There could indeed be an undiagnosed or undisclosed problem, either a disability or a major life event, or unpreparedness for college, plain and simple. I believe I have been very open and inviting to have a come-to-Jesus talk, but that it is beyond my station to force it on the student or to suggest counseling, either of an academic or psychiatric nature. Furthermore, I am NTT; I shouldn't even be giving a darn. (I say that ruefully.) The thing that gets under my skin is, this is not an actively problematic student. Not giving me any flak. Not being actively anything. As Arty_ says, just incurious -- about EVERYTHING.
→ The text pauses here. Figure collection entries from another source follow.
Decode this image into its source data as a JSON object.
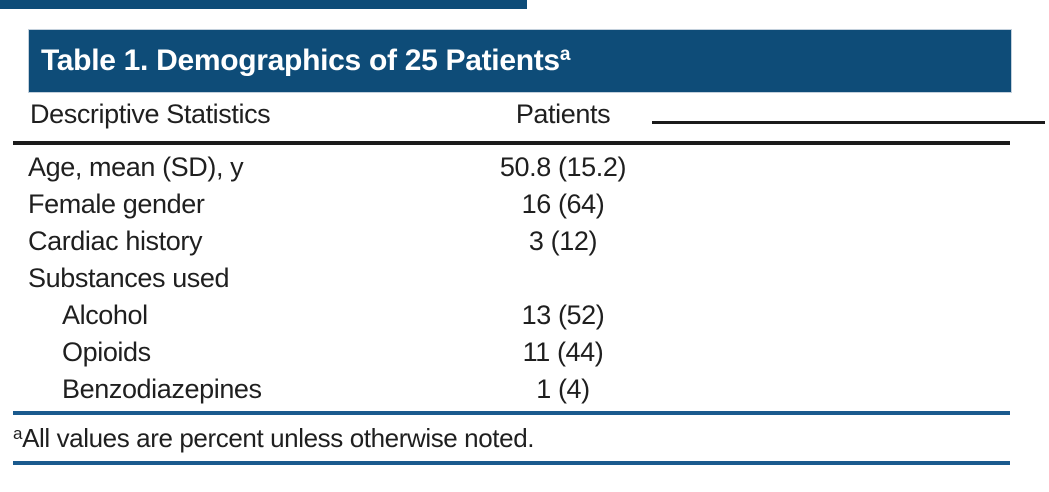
{
  "table": {
    "title": {
      "text": "Table 1. Demographics of 25 Patients",
      "superscript": "a"
    },
    "columns": {
      "label_header": "Descriptive Statistics",
      "value_header": "Patients"
    },
    "rows": [
      {
        "label": "Age, mean (SD), y",
        "value": "50.8 (15.2)",
        "indent": false
      },
      {
        "label": "Female gender",
        "value": "16 (64)",
        "indent": false
      },
      {
        "label": "Cardiac history",
        "value": "3 (12)",
        "indent": false
      },
      {
        "label": "Substances used",
        "value": "",
        "indent": false
      },
      {
        "label": "Alcohol",
        "value": "13 (52)",
        "indent": true
      },
      {
        "label": "Opioids",
        "value": "11 (44)",
        "indent": true
      },
      {
        "label": "Benzodiazepines",
        "value": "1 (4)",
        "indent": true
      }
    ],
    "footnote": {
      "superscript": "a",
      "text": "All values are percent unless otherwise noted."
    }
  },
  "colors": {
    "navy_band": "#0E4C78",
    "rule_blue": "#1A5A8E",
    "rule_black": "#1B1B1B",
    "text": "#1F1F1F",
    "title_text": "#FFFFFF"
  }
}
Regarding the curriculum: some of the courses are the established department courses with established methods of evaluation with established grading scale. A clinically deceased person could potentially pass some of those courses. Another was writing-based, with some group projects, collectively graded. On participation the student has never received above a C- (indeed, last time was a D-, after which she wrote me and I clarified why, and she has never tried to improve). That's how these types of students get passed through, in our department. It's a major problem. There is not a benchmark that students must surmount before graduating; the department faculty had a discussion about that very thing and, uh, some of us decided against it.
She sounds very like Egilson's student. She says she "loves" our subject. I suspect that she loves having found a major in which she can essentially do no work, make no progress, and just clock in.